Data Structures, Models, and Constants

  • Prefer classes over dictionaries or anonymous data structures.
    • Use pydantic BaseModel for data structures when validation/conversion is needed.
    • Use simple classes when robust validation isn't needed or performance is a concern.
  • Use properties for read-only access; avoid exposing mutable members (return copies instead).
  • Magic strings/numbers are evil. Use StrEnum/Enum for specific valid values, constants for isolated values.
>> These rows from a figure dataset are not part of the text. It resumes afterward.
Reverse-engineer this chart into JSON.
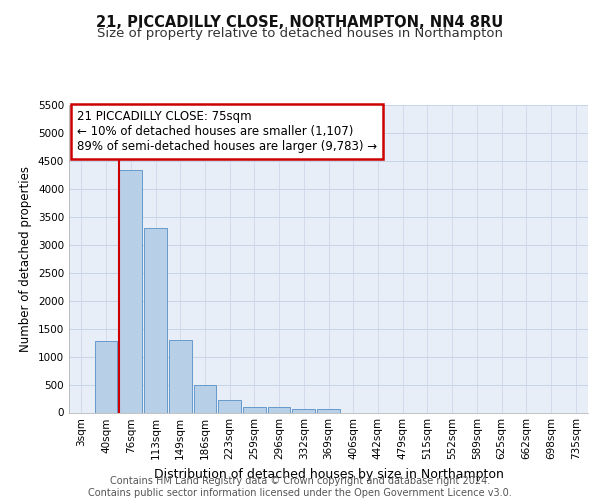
{
  "title_line1": "21, PICCADILLY CLOSE, NORTHAMPTON, NN4 8RU",
  "title_line2": "Size of property relative to detached houses in Northampton",
  "xlabel": "Distribution of detached houses by size in Northampton",
  "ylabel": "Number of detached properties",
  "categories": [
    "3sqm",
    "40sqm",
    "76sqm",
    "113sqm",
    "149sqm",
    "186sqm",
    "223sqm",
    "259sqm",
    "296sqm",
    "332sqm",
    "369sqm",
    "406sqm",
    "442sqm",
    "479sqm",
    "515sqm",
    "552sqm",
    "589sqm",
    "625sqm",
    "662sqm",
    "698sqm",
    "735sqm"
  ],
  "values": [
    0,
    1270,
    4340,
    3300,
    1290,
    490,
    230,
    90,
    90,
    55,
    55,
    0,
    0,
    0,
    0,
    0,
    0,
    0,
    0,
    0,
    0
  ],
  "bar_color": "#b8cfe8",
  "bar_edge_color": "#6699cc",
  "vline_color": "#cc0000",
  "annotation_box_text": "21 PICCADILLY CLOSE: 75sqm\n← 10% of detached houses are smaller (1,107)\n89% of semi-detached houses are larger (9,783) →",
  "annotation_box_color": "#cc0000",
  "annotation_box_facecolor": "white",
  "ylim": [
    0,
    5500
  ],
  "yticks": [
    0,
    500,
    1000,
    1500,
    2000,
    2500,
    3000,
    3500,
    4000,
    4500,
    5000,
    5500
  ],
  "grid_color": "#c8d4e8",
  "bg_color": "#e8eef8",
  "footer": "Contains HM Land Registry data © Crown copyright and database right 2024.\nContains public sector information licensed under the Open Government Licence v3.0.",
  "title_fontsize": 10.5,
  "subtitle_fontsize": 9.5,
  "xlabel_fontsize": 9,
  "ylabel_fontsize": 8.5,
  "tick_fontsize": 7.5,
  "footer_fontsize": 7,
  "annot_fontsize": 8.5
}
Members should be capitalized.
    • Use StrEnum when string representation is needed (e.g., JSON serialization, external APIs):

```python from enum import auto() from strenum import StrEnum

     class Color(StrEnum):
          RED = auto()
          GREEN = auto()
          BLUE = auto()
```
  • Group related constants into classes:

        class APIConfig:
            MAX_RETRIES = 5
            TIMEOUT = 30
            JITTER = 0.1
    
  • If your settings are user-configurable, use pydantic-settings's BaseSettings for environment variable support:

        from pydantic import BaseModel
        from pydantic_settings import BaseSettings
    
        class MyAppSubModuleSettings(BaseModel):
            feature_enabled: bool = True
            max_connections: int = 10
    
        class AppSettings(BaseSettings):
            api_key: str
            debug_mode: bool = False
            submodule: MyAppSubModuleSettings = MyAppSubModuleSettings()
    
            class Config:
                env_file = ".env"
    

Imports and Module Export

  • Star imports (import * from <module>) are forbidden.
  • Significant namespaces must explicitly export public members via __all__.

Third-Party Library Specific Guidelines

Pydantic BaseModel Usage

  • Use BaseModel derived classes DataClass-like without side effects or state mutation.
    • Methods should be limited to validation/conversion with narrow scope - avoid business logic.
      • Functions extending beyond isinstance or value checking should likely be moved elsewhere.
      • In the case you find yourself needing more complex behavior, consider using a regular class which contains a BaseModel instance as a member. For smaller scopes, consider utility functions that accept the model as an argument.
    • Never coerce non-None values to None for optional fields.
    • API responses and client/server/worker data should be frozen using model_config.
      • Use any existing default configuration factories in your codebase. In many Haidra-Org modules, this is in the __init__.py file of the top-level package.